The evening was overcast, so in a last-minute panic I threw on a newish pair of jeans – two years old counted as new compared to the rest of my wardrobe, anyway – a thin-knit jumper with a flattering neckline that made me feel more curvy than dumpy, and a pair of sandals that were so old I had a feeling they were back in fashion again. I dug out my old hair tongs and played about with my new hairstyle, then dabbed on a smattering of make-up.

Jonah or Ellis wouldn’t care, but it had been far too long since I’d cultivated some personal pride, so it meant a lot to me.

‘Looking good, Libby!’ Toby winked when I nipped into the kitchen to check the kids were eating their fishfingers without causing any trouble.

‘I’ll be back for bedtime,’ I promised them. ‘You can skip a bath tonight, but if you’re good for Toby and get everything on the new chart ready for school tomorrow, I’ll read you an extra story.’

‘I love the new chart!’ Isla sighed, dreamily.

‘Especially if we get a special treat at the end of the week!’ Finn added.

‘Me, too.’ I gave them both a kiss on the forehead, taking care to avoid ketchupy fingers.

‘What’s your special treat, Mummy?’ Isla asked. ‘There’s nothing on the list for you.’

‘Seeing you two happy is enough for me,’ I said, checking, for the third time, I’d got everything I needed in my bag.

Toby folded his arms and blocked my exit from the kitchen. ‘What’s your treat, Libby?’ he asked. ‘How are you showing these guys that mums deserve to be happy, too?’

I paused, glancing at the clock on the microwave, which, thanks to Toby, was now correct for the first time in forever.

‘I don’t have time to think one up now. I’ll add something to the chart later.’

Toby slowly pulled the pencil from behind his ear and handed it to me. ‘I think we can all agree you’ve put it off long enough.’

‘Fine!’ I grabbed the pencil and scribbled ‘bar of chocolate’ on the treat list.

‘A bar of chocolate?’ Toby said, making no effort to hide his contempt.

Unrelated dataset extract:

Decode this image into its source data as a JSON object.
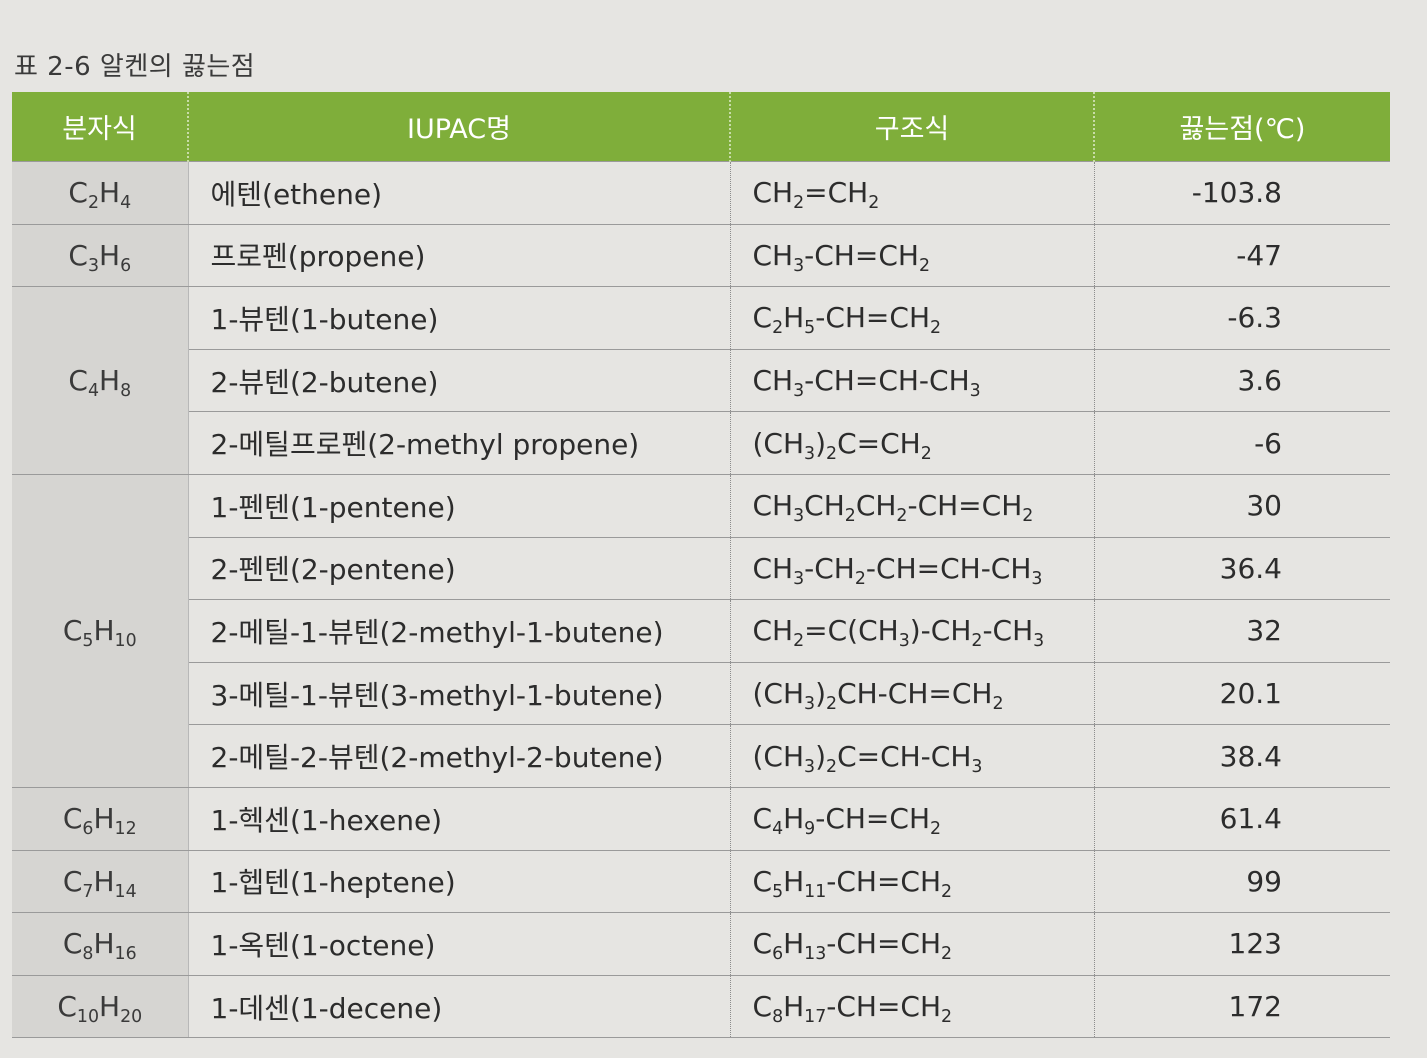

‘That’s rubbish, Mum.’ Finn shook his head mournfully. ‘Ours are way better. You’ve worked almost as hard as us at the chart.’

Almost?

I was tempted to write down ‘a child-free weekend in a luxury spa hotel’ but was scared Toby would somehow force me to go through with it.

‘I’m really late!’ I handed the pencil back to Toby, not wanting to admit how stumped I was when it came to thinking up something nice for myself. ‘You pick one.’

‘Fair enough.’

‘Make sure it’s sensible,’ I called from the hallway as I slipped my shoes on. ‘And cheap!’

‘One sensible, cheap treat coming right up,’ he called back, laughing.

‘You do have to complete your list of things on the chart first,’ Isla shouted as I grabbed my keys and opened the front door.

I didn’t stop to reply, because I was about to complete an important item from another list – attempt to make a new friend.